A história podia ser a de qualquer Orçamento do Estado na especialidade: a oposição a propor medidas adicionais, o Governo a acusar a oposição de despesismo irresponsável. E voltou a repetir-se. No arranque do debate na especialidade, o Governo até fez genericamente as contas: se as medidas da oposição fossem aprovadas, a despesa adicional seria de mais de 1500 milhões de euros e o impacto podia ser superior a 1900 milhões de euros. Para o PS esta “irresponsabilidade” não passa de uma tentativa de “sabotagem” do Orçamento do Estado para 2018.

O secretário de Estado dos Assuntos Parlamentares, Pedro Nuno Santos, afirmou mesmo que “o PSD apresenta-se neste debate para não ser levado a sério por ninguém, mas o CDS não quer ficar atrás: critica a irresponsabilidade mas tem a coragem de apresentar medidas que apresentam uma despesa adicional de 1500 milhões de euros.” Pouco depois, o secretário de Estado do Orçamento, João Leão, apontava que “entre receita e despesa” as medidas da oposição poderiam custar 1900 milhões de euros.

Antes disso o deputado do PS João Paulo Correia já tinha criticado o “comportamento pouco responsável” da oposição ao fazer propostas na especialidade que fariam “disparar a despesa pública”, numa “estratégia de sabotagem do Orçamento do Estado”. Prometia também que o grupo do PS iria, nas votações que se seguem nos próximos dias, “impedir esse assalto à despesa pública“.

Do lado da oposição, a “irresponsabilidade” está na estratégia do Executivo para este Orçamento.

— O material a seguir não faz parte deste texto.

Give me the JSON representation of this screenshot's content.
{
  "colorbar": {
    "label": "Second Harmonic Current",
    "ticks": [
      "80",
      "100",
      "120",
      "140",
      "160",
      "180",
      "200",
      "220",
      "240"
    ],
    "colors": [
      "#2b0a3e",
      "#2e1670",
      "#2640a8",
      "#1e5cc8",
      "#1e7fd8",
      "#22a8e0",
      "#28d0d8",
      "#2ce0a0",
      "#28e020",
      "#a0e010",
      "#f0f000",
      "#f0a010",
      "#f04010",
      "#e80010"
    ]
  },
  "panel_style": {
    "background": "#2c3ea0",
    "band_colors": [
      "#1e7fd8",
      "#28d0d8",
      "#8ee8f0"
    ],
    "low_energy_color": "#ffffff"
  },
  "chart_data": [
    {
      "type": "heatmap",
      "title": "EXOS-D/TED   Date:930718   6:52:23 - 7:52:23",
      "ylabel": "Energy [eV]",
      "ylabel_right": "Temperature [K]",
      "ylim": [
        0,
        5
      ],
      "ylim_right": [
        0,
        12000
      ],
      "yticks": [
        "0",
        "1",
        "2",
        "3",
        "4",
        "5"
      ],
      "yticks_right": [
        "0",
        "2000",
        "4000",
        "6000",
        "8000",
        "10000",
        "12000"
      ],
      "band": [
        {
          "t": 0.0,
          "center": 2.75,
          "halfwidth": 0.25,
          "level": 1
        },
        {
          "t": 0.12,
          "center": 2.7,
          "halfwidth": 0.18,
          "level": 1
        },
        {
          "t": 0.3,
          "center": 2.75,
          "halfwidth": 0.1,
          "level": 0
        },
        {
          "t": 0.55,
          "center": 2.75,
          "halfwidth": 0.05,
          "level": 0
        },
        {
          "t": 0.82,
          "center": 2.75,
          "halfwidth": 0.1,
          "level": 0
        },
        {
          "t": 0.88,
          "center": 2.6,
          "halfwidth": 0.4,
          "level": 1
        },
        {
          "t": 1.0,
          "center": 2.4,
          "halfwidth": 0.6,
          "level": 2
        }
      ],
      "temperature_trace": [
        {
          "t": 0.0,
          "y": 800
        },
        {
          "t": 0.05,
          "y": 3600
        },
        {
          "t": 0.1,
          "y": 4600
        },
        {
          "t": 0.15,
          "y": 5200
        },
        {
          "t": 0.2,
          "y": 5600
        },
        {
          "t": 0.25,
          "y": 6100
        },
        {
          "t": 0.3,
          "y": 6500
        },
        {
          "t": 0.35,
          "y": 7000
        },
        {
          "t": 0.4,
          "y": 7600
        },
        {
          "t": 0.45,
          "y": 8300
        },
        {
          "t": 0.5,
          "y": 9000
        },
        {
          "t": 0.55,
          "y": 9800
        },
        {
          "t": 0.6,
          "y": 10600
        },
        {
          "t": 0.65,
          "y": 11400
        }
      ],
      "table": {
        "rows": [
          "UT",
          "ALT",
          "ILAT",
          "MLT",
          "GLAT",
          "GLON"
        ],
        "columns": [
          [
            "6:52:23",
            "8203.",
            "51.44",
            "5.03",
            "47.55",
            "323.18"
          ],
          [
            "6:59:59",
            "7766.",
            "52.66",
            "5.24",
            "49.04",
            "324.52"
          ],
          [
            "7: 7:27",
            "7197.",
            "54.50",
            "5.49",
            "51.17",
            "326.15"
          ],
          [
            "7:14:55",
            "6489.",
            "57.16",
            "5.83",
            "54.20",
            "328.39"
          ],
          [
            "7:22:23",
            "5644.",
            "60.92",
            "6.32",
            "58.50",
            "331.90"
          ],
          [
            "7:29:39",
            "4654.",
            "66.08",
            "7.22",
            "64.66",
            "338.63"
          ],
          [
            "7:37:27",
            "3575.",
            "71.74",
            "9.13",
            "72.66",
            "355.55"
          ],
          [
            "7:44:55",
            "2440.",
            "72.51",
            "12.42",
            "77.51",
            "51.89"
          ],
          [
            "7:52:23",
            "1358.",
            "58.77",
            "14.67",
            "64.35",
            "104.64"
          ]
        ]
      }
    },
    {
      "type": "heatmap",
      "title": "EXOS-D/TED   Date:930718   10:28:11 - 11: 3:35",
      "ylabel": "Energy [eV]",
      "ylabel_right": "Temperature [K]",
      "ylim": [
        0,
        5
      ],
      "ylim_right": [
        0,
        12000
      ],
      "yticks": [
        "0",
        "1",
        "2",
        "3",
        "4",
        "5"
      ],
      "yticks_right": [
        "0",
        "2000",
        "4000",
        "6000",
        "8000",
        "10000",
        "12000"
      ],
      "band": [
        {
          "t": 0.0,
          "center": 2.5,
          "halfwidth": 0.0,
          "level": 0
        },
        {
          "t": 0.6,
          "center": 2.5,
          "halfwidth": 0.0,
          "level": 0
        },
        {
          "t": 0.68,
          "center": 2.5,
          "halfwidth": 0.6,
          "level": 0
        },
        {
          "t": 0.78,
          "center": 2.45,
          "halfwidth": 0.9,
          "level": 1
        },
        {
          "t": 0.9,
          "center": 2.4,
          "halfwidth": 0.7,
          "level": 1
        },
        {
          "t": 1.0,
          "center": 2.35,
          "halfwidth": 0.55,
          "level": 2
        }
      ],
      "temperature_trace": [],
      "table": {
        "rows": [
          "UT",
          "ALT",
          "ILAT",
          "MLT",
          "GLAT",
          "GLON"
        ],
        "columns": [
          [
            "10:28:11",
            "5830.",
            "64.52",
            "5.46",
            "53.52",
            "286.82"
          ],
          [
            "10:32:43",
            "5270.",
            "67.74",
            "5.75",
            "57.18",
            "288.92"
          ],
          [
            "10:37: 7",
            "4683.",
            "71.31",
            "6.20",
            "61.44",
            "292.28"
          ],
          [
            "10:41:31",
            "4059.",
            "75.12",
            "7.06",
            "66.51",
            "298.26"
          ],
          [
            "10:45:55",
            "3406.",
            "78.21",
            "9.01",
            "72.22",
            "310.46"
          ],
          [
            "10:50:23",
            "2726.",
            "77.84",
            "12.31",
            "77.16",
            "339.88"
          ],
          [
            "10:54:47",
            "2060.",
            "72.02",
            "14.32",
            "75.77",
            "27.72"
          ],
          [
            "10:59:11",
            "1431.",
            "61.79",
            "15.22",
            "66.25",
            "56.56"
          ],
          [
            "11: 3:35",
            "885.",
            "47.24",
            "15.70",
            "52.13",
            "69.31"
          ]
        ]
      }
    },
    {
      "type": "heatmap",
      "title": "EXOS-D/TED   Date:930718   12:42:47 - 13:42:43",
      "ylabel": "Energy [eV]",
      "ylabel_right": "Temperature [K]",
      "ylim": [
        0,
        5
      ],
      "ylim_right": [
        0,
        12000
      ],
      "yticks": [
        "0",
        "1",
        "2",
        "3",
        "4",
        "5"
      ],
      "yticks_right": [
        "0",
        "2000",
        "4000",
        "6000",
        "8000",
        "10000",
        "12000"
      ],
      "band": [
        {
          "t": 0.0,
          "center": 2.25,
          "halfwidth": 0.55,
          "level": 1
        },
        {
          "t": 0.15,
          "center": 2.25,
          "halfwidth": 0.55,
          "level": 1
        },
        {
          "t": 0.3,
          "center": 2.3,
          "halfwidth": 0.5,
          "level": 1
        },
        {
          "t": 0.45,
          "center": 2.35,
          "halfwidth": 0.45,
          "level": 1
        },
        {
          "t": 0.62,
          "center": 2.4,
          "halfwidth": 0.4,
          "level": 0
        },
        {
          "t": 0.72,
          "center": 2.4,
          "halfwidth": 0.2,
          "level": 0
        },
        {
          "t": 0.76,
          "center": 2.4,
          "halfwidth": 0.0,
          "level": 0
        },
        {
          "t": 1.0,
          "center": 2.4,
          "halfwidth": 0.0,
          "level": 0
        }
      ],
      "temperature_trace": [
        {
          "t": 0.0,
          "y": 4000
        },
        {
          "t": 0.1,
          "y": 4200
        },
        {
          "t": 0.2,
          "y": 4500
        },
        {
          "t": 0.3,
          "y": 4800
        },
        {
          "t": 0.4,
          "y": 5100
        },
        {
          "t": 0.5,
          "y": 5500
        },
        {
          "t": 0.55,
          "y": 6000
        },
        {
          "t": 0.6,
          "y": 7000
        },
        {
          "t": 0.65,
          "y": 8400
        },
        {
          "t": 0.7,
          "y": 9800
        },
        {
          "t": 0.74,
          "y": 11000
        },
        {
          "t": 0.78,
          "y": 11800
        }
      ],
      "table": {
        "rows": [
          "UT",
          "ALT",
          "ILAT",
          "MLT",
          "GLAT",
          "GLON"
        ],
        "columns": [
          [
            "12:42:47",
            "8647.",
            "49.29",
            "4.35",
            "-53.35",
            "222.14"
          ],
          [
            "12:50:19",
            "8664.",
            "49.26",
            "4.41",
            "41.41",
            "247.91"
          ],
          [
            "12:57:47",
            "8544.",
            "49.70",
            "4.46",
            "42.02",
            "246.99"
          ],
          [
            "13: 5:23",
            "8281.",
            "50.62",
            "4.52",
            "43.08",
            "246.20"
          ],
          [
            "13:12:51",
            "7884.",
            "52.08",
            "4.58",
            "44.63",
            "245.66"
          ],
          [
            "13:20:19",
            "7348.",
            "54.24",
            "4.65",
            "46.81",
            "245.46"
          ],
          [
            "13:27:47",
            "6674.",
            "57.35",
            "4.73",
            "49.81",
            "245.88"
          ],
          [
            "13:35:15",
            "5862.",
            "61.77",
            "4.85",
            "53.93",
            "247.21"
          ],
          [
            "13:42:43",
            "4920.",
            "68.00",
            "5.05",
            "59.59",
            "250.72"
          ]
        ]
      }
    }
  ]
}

António Leitão Amaro, do PSD, reiterou que o Orçamento demonstra que o país “merece um Governo diferente”, que não gaste “as fichas todas no consumo interno“. O deputado social-democrata voltou a acusar o executivo socialista de ter uma política de “chapa ganha, chapa gasta“, a que, lembrou, o Governo diz ser de “chapa ganha, chapa distribuída”. Porém, deixou o aviso: “Para distribuir riqueza é preciso que ela seja criada, de forma sustentada“.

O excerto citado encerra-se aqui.